Failing to check whether the claim against your client might be covered by insurance can get you in hot water — or at least keep you there, preventing a speedy exit from a malpractice suit, as a Florida lawyer recently learned.

In Pharma Supply, Inc. v. Stein (PACER access ID required), the client alleged it retained the lawyer to “defend its interests” in the underlying suit.  At the time, the client had an active insurance policy that would have provided coverage and a defense in the underlying case.  The lawyer, however, allegedly failed to review the client’s insurance policies, and didn’t place the insurer on notice.  Later, the insurer joined the client’s defense, but refused to reimburse the client for fees and expenses paid before then.  The client subsequently sued the lawyer and his firm in federal district court for professional negligence, among other things.

In their motion to dismiss, the lawyer  and his firm contended that they had been retained solely to defend the client in the underlying case, and that failing to inquire into the client’s insurance coverage did not breach a duty to the client.

The court rejected that argument.  It ruled that the former client’s allegation that it had retained the lawyer and his firm to “defend its interests” was enough to survive a motion to dismiss.  A duty to defend the client’s interests could also encompass developing claims against third parties, such as the insurer, that might owe indemnification to the client, the court said.  Indeed, the court said, opinions from some jurisdictions have suggested that

[I]n certain circumstances a litigation attorney may have a duty to inquire into a client’s own insurance coverage as a way to provide for alternative recovery or soften the impact of the litigation.

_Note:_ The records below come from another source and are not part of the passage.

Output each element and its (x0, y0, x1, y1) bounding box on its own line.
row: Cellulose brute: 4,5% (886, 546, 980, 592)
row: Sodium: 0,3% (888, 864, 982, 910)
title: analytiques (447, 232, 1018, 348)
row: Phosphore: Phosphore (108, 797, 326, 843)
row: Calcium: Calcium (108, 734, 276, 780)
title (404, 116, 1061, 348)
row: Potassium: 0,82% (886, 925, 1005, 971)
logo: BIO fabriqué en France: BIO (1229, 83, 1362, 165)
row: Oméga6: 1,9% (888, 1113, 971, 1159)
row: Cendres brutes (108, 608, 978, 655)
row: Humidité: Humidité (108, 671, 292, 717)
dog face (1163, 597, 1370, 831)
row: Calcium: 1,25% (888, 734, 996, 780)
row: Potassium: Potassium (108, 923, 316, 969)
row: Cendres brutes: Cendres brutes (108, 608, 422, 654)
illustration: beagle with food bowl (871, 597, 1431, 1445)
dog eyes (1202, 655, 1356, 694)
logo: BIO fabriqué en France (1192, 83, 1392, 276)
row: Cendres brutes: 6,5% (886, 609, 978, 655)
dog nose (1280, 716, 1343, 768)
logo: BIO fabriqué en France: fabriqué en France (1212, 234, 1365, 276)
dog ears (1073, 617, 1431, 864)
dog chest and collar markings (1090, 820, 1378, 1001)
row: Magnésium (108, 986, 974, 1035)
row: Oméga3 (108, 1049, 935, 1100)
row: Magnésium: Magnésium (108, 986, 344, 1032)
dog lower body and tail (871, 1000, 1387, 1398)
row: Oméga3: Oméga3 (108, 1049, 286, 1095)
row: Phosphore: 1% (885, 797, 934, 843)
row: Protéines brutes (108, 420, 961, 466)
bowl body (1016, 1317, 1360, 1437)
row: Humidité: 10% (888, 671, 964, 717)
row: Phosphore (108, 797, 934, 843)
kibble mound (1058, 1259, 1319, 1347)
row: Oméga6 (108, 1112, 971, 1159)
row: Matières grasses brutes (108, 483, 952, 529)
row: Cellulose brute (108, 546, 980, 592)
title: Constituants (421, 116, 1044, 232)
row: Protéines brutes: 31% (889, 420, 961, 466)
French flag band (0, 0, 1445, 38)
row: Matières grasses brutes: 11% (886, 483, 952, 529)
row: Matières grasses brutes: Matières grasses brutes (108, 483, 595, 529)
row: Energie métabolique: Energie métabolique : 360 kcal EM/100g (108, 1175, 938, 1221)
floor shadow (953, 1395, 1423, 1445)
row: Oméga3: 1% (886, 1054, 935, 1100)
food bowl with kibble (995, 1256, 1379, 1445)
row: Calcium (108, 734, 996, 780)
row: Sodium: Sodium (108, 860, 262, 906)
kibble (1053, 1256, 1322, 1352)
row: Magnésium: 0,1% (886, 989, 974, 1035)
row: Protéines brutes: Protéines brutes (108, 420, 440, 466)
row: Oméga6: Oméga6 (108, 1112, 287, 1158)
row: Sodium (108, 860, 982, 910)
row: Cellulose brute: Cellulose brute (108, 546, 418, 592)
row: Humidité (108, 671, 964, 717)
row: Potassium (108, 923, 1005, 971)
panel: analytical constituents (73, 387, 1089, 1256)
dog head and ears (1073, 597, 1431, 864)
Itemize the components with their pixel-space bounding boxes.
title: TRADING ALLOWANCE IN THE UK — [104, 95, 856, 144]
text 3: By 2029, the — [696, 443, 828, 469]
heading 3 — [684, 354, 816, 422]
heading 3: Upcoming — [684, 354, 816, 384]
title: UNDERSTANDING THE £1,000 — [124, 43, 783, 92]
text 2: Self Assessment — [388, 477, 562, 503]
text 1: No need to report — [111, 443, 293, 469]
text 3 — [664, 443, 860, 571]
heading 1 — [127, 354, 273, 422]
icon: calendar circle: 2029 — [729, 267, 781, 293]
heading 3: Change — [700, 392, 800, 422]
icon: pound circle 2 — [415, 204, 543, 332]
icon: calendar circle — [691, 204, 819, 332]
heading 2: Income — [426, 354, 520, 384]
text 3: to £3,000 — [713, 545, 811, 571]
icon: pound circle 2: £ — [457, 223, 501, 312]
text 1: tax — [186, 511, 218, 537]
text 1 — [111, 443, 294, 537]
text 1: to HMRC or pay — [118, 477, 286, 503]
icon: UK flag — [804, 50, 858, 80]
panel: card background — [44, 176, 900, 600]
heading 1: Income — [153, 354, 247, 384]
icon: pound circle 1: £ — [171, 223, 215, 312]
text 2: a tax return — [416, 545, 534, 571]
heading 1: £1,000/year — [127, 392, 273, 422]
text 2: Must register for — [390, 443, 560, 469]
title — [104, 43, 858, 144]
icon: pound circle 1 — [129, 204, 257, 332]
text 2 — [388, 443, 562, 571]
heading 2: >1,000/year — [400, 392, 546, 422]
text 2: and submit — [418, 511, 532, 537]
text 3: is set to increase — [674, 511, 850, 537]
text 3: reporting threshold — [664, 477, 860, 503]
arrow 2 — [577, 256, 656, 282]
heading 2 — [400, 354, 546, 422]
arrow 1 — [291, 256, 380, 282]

Cases decided in California, Georgia and Alaska for example, point to such a duty, as does a recent New York Appellate Division case.  (In a different case in 2000, however, the New York Supreme Court held that a lawyer did not have a duty to advise the clients about a “novel and questionable theory pertaining to their  insurance coverage.”)

The defendants in the Pharma Supply case have moved for reconsideration of the court’s ruling denying their motion to dismiss; that motion, converted by the court to a motion for summary judgment, remains pending.

One way to address the issue of client insurance is to raise it in your engagement letter.  Asking the client in writing to inform you if there might be insurance that would cover the claim can help identify and resolve any concerns at the front end of a matter.